Les commerces de Roosevelt Avenue se préparent pour la Coupe du monde en exposant des drapeaux, des maillots de football et des banderoles, le 9 juin 2026, dans le quartier du Queens à New York.

La Coupe du monde 2026 s’annonce comme la plus polluante de l’histoire. Pour Jérôme Latta, cofondateur des « Cahiers du football », c’est la continuité logique d’un sport livré à une quête de croissance sans limite.

Cofondateur des Cahiers du football et journaliste à Alternatives économiques, Jérôme Latta suit depuis vingt-cinq ans les dérives du football professionnel : son gigantisme, sa financiarisation, sa complicité avec des régimes autocratiques.

À la veille de la Coupe du monde 2026 aux États-Unis, au Mexique et au Canada, il analyse ce que révèle une compétition indifférente au climat, les raisons pour lesquelles la Fifa (Fédération internationale de football association) elle-même ne changera pas de cap, et pourquoi, malgré tout, il a encore envie de regarder.



Reporterre — La Coupe du monde 2026, avec 48 équipes et trois pays organisateurs, est-elle le pire Mondial de l’histoire sur le plan environnemental ?

Jérôme Latta — Si on regarde les estimations de bilan carbone des éditions précédentes et de celle-ci, oui, ce sera la pire. Cela tient essentiellement au fait que la compétition se déroule dans trois immenses pays, avec des distances considérables à parcourir, principalement en avion.

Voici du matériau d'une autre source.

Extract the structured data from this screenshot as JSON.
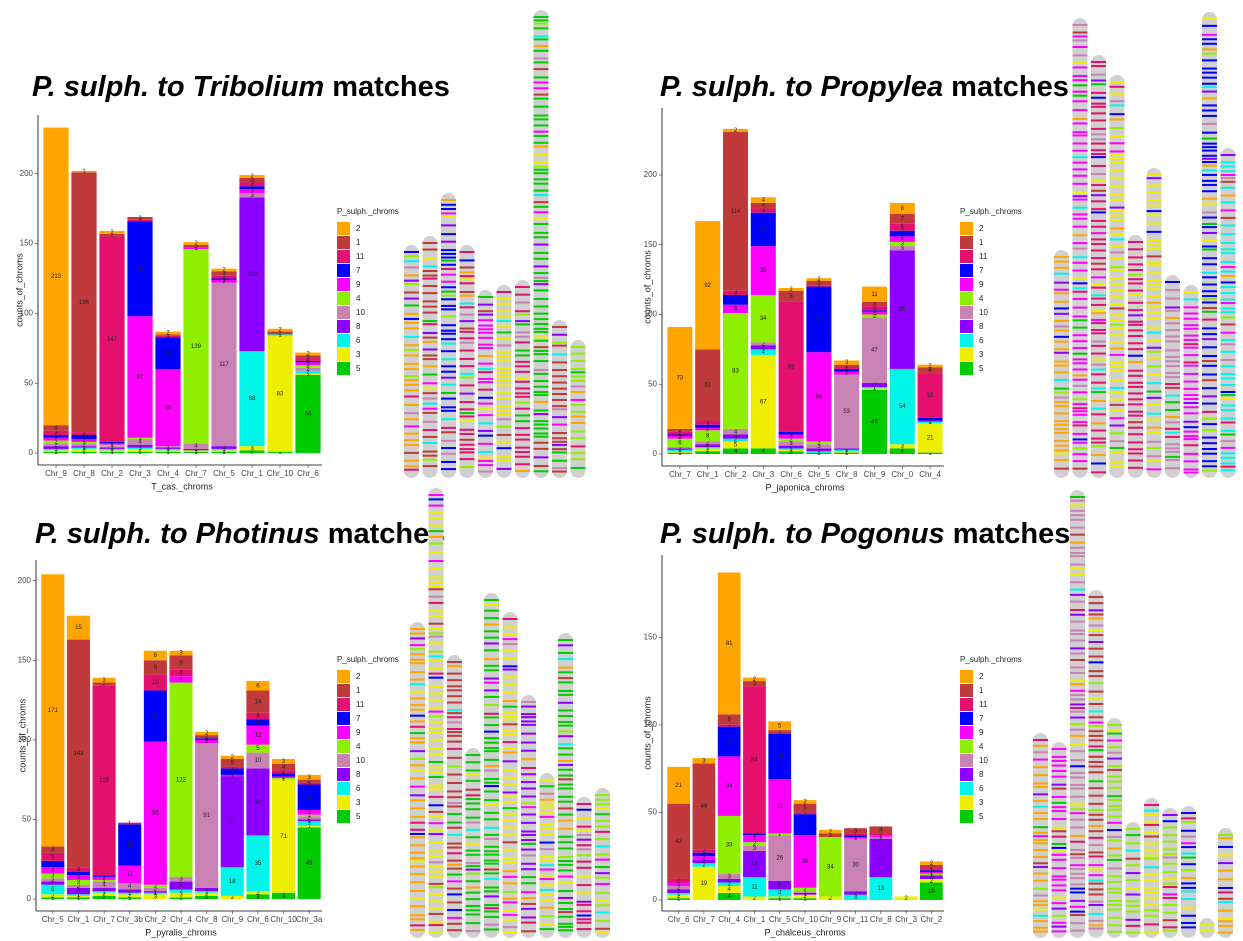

Or, dans le bilan carbone des grands événements sportifs, ce sont les déplacements internationaux des spectateurs qui pèsent le plus lourd.

Contrairement au Qatar, qui avait construit huit stades, cette Coupe du monde ne nécessite pas de nouvelles infrastructures. Mais cet avantage ne compense pas l’impact du transport aérien. D’ailleurs, même au Qatar en 2022, malgré la proximité des stades, l’empreinte carbone des déplacements locaux était déjà mauvaise : beaucoup de supporters logeaient dans les pays voisins et faisaient l’aller-retour en avion dans la journée.


Comment expliquer cette fuite en avant, compétition après compétition ?

Le problème des grandes compétitions internationales de football, c’est leur course au gigantisme. L’Euro est passé de 16 à 24 équipes en 2016. La Coupe du monde passe cette année de 32 à 48, un saut considérable. La nouvelle formule de la Ligue des champions ajoute 64 matchs aux 125 de l’ancienne.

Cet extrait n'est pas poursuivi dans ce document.